L’uomo di 35 anni ha decapitato il piccolo in sacrificio alla dea Kali. Il fatto è avvenuto nel villaggio di Pokuru, nel distretto Prakasam dell’Andhra Pradesh. Autore dell’omicidio P Tirumala Rao, che, dopo il ritrovamento del corpo senza testa del piccolo, è stato catturato e legato ad un albero dalla folla inferocita che lo ha poi cosparso di kerosene e dato alle fiamme.
Salvato dall’intervento della Polizia, è ora ricoverato in condizioni gravissime in ospedale, con ustioni sul 40% del corpo. Da quanto è emerso, il sospetto ha rapito il bambino mentre tornava a casa da scuola, gli ha tagliato la testa e ha offerto il suo sangue alla dea hindu Kali, nella convinzione che così avrebbe ottenuto poteri occulti e ricchezza.
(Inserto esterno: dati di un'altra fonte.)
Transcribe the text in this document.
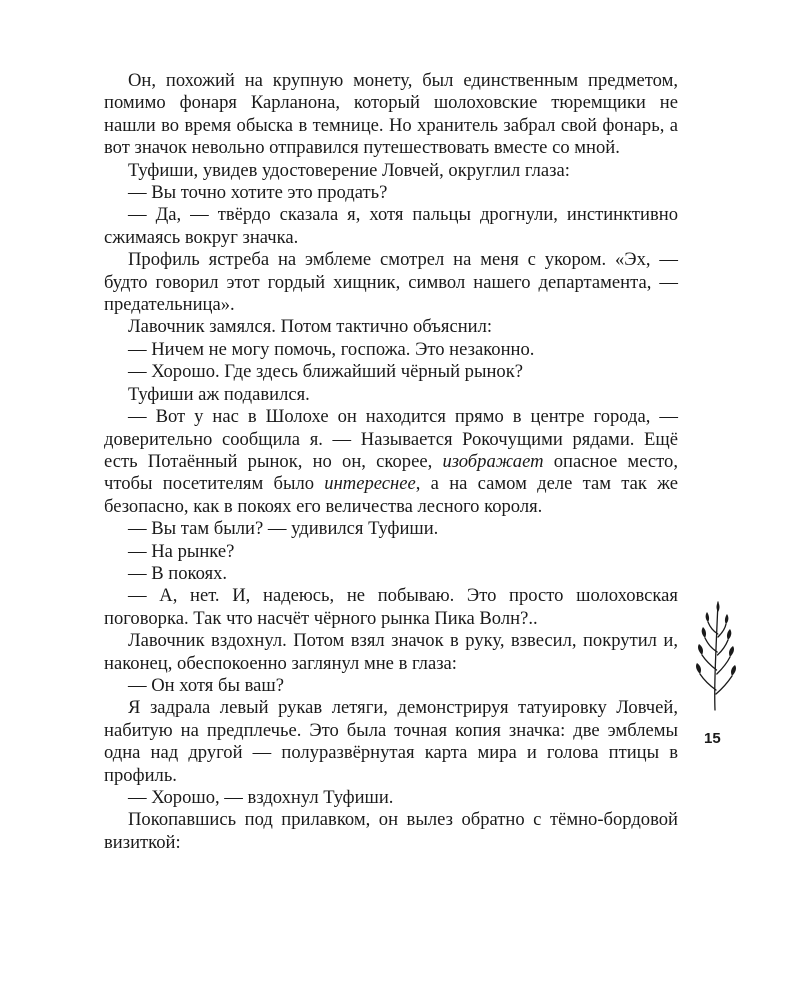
Он, похожий на крупную монету, был единственным предметом, помимо фонаря Карланона, который шолоховские тюремщики не нашли во время обыска в темнице. Но хранитель забрал свой фонарь, а вот значок невольно отправился путешествовать вместе со мной.

Туфиши, увидев удостоверение Ловчей, округлил глаза:

— Вы точно хотите это продать?

— Да, — твёрдо сказала я, хотя пальцы дрогнули, инстинктивно сжимаясь вокруг значка.

Профиль ястреба на эмблеме смотрел на меня с укором. «Эх, — будто говорил этот гордый хищник, символ нашего департамента, — предательница».

Лавочник замялся. Потом тактично объяснил:

— Ничем не могу помочь, госпожа. Это незаконно.

— Хорошо. Где здесь ближайший чёрный рынок?

Туфиши аж подавился.

— Вот у нас в Шолохе он находится прямо в центре города, — доверительно сообщила я. — Называется Рокочущими рядами. Ещё есть Потаённый рынок, но он, скорее, изображает опасное место, чтобы посетителям было интереснее, а на самом деле там так же безопасно, как в покоях его величества лесного короля.

— Вы там были? — удивился Туфиши.

— На рынке?

— В покоях.

— А, нет. И, надеюсь, не побываю. Это просто шолоховская поговорка. Так что насчёт чёрного рынка Пика Волн?..

Лавочник вздохнул. Потом взял значок в руку, взвесил, покрутил и, наконец, обеспокоенно заглянул мне в глаза:

— Он хотя бы ваш?

Я задрала левый рукав летяги, демонстрируя татуировку Ловчей, набитую на предплечье. Это была точная копия значка: две эмблемы одна над другой — полуразвёрнутая карта мира и голова птицы в профиль.

— Хорошо, — вздохнул Туфиши.

Покопавшись под прилавком, он вылез обратно с тёмно-бордовой визиткой:

15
La polizia sospetta che il bambino prima di essere decapitato sia stato strangolato. “Nell’abitazione dell’imputato abbiamo trovato una corda probabilmente usata per strangolare il piccolo”, ha detto un ufficiale. Recuperata anche la falce utilizzata per l’omicidio. L’induismo in India ha una tradizione secolare di sacrifici umani per placare le divinità, ottenere la prosperità o tenere lontano il male.